Miliband, however, remains keen to engage in further conversation with the Churches: "In a way it's easier to say because I'm not preaching this from a religious perspective but I can say that there is something discinctive about religions talking about the need for individuals, businesses and government to understand what they are engaged in here."

A key moment for that engagement will come later this year when the Vatican, under the auspices of Cardinal Martino's council and the Pontifical Academy of Science, holds its first summit on climate change. There has been talk in Rome that Gordon Brown will attend, no doubt fuelled by his warm reception at the Vatican last week, and Brown's involvement perhaps explains Miliband's aside that he's not sure he's "the right pay grade" to be the Minister attending from Britain.

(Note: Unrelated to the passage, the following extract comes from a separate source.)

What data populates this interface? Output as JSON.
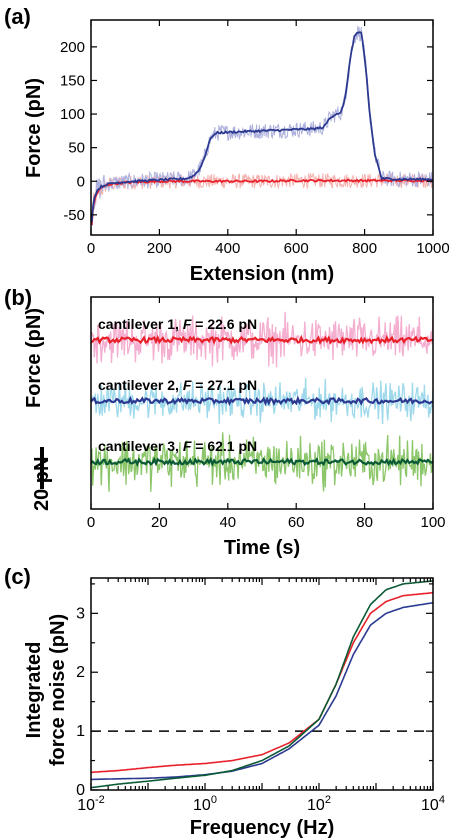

But Miliband perceives the Vatican as a good stage for the global warming message. "The summit's a very important innovation; it speaks to a Church with a global reach; it has got the potential to help, at best bring developed and developing countries together. And at a minimum to break down the ‘after you Claude' syndrome where developed countries say ‘we'll only do it if you it', and developing countries say ‘we'll only do it if you do it', and nothing happens."

Today Miliband has a personal message for Catholics: "Different people have different triggers for them to engage in a big way with the issue. For some it is watching Al Gore's film; for others it is a different commitment. Lent might provide people with a time for consideration and contemplation in this area."

High-powered Vatican meetings and ordinary believers' Lenten observances closely match Miliband's view that "you have got to be an internationalist as well as a localist to tackle this climate problem". No wonder he thought it worth getting the message across to the Church.